Maybrat is a Papuan language spoken in the central parts of the Bird's Head Peninsula in the Indonesian province of Southwest Papua.

Maybrat is also known as Ayamaru, after the name of its principal dialect, while the divergent Karon Dori dialect has sometimes been counted as a separate language. Maybrat has not been demonstrated to be related to any other language, and so is often considered a language isolate. Nevertheless, in its grammatical structure, it has a number of features that are shared with the neighbouring languages.

Maybrat is characterised by a relatively small consonant inventory and an avoidance of most types of consonant clusters. There are two genders: masculine and unmarked. Verbs and inalienably possessed nouns alike take person prefixes. There is an elaborate system of demonstratives (words like "this" or "that"), with encoding for distance from the speaker, specificity, and syntactic function. In the clause, there is a fairly rigid subject–verb–object word order, and within noun phrases modifiers follow the head noun. Verb sequences, including serial verbs are very common, and verbs are used for a number of functions which in languages like English are served by adjectives or prepositions.

With around 25,000 speakers (as of 1987), Maybrat is among the most populous languages of Indonesian Papua. Its speakers are the Maybrat people, who mainly practice hunting, fishing, and swidden agriculture. They have traditionally lived in scattered homesteads, with the organisation into villages (kampongs) initiated by the efforts of the Dutch administration between the 1930s and the 1950s. These villages, like the establishment of the settlement of Ayawasi in 1953, brought together scattered local groups where each family had spoken a slightly different dialect, resulting in a "melting pot" where the small dialectal differences are less pronounced in the speech of the younger generations.

Maybrat is spoken in a large area in the central parts of the Bird's Head Peninsula, with a large portion of its speakers concentrated around the Ayamaru Lakes, although many are also found in urban areas of Indonesian Papua. Maybrat is surrounded by a number of languages; to the north are two other isolates: Abun and Mpur; to the east are Meyah and Moskona, both members of the East Bird's Head language family; the South Bird's Head languages Arandai, Kaburi, Kais, and Konda are spoken to the south, and to the west are Tehit and Moraid, both of the West Bird's Head family.

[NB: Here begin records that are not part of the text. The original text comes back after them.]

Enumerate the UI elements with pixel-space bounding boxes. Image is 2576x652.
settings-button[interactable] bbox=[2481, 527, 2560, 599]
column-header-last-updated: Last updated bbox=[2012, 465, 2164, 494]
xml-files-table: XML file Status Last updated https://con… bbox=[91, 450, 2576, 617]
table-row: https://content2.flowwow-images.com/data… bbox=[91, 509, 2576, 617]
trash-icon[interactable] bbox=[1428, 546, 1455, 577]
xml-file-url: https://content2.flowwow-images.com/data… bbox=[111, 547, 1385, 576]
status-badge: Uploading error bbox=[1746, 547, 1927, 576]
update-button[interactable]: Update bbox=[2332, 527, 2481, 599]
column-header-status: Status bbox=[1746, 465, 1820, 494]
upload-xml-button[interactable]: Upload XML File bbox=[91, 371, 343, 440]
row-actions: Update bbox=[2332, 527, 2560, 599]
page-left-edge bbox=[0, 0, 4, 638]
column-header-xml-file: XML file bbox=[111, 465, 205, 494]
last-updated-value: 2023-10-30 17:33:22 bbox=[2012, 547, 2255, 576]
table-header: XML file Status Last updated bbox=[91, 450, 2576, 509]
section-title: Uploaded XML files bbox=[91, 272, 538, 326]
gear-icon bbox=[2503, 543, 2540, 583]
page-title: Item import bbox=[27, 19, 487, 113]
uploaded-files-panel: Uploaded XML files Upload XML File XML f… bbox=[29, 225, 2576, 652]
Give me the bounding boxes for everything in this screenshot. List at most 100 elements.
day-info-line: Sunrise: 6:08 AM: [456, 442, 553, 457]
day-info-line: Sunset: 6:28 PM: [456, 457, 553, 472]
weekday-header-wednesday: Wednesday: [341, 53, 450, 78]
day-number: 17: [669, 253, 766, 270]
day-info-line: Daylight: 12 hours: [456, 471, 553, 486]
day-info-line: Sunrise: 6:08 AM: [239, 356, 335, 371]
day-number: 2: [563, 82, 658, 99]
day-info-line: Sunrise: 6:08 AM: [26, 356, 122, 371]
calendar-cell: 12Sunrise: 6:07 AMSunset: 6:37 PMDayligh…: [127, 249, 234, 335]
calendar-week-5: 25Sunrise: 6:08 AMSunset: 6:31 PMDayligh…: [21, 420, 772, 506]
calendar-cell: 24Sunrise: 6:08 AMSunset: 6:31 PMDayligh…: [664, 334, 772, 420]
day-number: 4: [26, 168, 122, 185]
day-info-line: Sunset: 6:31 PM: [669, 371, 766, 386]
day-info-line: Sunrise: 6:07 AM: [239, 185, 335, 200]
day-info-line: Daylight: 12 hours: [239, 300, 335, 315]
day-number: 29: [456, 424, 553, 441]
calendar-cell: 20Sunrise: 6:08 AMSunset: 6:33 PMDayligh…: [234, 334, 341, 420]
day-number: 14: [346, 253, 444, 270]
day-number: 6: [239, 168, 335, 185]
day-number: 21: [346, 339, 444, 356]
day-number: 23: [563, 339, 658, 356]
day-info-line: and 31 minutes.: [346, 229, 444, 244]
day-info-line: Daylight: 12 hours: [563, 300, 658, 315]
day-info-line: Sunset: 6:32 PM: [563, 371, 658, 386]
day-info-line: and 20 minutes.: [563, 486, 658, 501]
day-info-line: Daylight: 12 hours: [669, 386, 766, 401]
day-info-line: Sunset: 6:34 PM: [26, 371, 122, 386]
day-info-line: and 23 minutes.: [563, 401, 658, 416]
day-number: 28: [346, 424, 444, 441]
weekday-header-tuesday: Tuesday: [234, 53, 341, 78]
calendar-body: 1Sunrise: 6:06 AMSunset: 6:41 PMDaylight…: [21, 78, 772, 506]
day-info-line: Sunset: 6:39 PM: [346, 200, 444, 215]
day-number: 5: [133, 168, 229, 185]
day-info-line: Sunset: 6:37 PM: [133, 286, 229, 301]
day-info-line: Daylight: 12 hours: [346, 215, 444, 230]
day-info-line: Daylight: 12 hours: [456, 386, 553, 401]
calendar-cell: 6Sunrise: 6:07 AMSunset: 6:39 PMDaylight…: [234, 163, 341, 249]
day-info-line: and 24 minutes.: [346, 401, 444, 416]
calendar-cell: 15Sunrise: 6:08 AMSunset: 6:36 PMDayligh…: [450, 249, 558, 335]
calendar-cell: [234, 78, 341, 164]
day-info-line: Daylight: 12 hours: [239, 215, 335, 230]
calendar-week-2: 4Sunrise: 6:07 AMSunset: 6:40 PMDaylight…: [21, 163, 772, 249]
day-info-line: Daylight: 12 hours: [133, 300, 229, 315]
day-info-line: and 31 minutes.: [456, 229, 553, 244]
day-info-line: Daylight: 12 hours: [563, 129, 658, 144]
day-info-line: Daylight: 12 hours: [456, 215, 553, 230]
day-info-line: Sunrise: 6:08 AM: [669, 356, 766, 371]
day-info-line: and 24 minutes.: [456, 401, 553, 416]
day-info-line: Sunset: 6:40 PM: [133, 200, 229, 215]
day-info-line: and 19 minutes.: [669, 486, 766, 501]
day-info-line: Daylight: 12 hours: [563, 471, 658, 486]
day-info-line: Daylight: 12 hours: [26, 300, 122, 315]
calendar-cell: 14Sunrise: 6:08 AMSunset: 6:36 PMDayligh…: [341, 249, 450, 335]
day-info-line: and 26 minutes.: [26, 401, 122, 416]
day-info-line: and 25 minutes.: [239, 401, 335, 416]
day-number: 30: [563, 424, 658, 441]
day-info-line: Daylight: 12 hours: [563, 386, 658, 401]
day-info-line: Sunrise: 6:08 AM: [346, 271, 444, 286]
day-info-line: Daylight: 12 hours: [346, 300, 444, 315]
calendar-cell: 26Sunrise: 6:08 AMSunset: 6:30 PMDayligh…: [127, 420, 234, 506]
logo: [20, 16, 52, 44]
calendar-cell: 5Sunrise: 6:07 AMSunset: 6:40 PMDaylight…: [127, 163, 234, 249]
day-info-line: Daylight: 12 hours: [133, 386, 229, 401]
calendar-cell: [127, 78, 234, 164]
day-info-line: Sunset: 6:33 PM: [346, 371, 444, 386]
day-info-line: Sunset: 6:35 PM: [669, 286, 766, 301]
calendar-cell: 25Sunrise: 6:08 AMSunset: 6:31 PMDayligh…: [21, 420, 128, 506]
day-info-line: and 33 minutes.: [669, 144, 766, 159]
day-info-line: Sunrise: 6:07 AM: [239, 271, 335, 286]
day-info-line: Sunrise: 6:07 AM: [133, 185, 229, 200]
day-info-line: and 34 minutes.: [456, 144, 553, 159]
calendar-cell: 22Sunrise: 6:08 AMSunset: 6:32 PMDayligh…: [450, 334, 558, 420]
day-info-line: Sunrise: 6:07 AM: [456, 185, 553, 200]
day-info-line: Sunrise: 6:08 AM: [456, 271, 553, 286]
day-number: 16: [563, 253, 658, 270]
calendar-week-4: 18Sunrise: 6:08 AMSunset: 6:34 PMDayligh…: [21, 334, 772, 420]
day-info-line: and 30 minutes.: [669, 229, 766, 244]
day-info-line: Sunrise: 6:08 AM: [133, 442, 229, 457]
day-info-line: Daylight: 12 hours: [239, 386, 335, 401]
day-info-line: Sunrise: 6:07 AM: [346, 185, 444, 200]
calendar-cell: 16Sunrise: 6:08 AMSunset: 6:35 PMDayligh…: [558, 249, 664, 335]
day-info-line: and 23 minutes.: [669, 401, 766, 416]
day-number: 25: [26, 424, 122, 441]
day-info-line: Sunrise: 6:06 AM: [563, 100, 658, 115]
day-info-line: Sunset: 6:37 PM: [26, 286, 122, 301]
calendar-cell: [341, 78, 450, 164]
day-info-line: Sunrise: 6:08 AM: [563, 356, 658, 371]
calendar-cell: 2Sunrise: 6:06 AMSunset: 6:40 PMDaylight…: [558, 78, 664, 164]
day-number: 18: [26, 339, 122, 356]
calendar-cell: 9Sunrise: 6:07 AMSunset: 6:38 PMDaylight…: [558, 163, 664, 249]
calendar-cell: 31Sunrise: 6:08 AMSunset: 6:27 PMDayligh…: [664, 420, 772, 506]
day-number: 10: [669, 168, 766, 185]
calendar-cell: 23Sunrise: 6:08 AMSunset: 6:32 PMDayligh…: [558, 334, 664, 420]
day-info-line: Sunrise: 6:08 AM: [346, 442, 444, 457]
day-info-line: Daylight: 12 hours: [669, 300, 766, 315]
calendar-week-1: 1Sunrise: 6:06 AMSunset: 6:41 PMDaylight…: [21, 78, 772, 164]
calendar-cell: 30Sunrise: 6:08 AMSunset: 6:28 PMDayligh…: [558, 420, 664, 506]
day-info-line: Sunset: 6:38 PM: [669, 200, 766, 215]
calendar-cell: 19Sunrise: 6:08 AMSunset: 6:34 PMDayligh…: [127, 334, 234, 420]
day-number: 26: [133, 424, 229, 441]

The Malay language served as the language of wider communication in this area during the Dutch administration, while more recently the related Indonesian language has taken up this role. Most Maybrat speakers in Ayawasi, for example, are fully bilingual in Indonesian, with the use of Indonesian loanwords and code-switching between the two languages fairly common.

The word "Maybrat" is a compound of mai 'sound, language', and according to one explanation, its meaning is "the language Brat", where "Brat" is the name of a hill near the village of Semetu in the Ayamaru region.

Maybrat is often considered to be a language isolate, as a relationship to any other language has not yet been established. There have been attempts to subsume it under putative families like the "Toror languages" (including Abun and the West Bird's Head languages), or the broader West Papuan family. Even if not demonstrably related to any other language and sharing only a small percentage of its vocabulary with its neighbours, Maybrat nevertheless has a great deal in its grammatical structure that resembles other languages of the Bird's Head.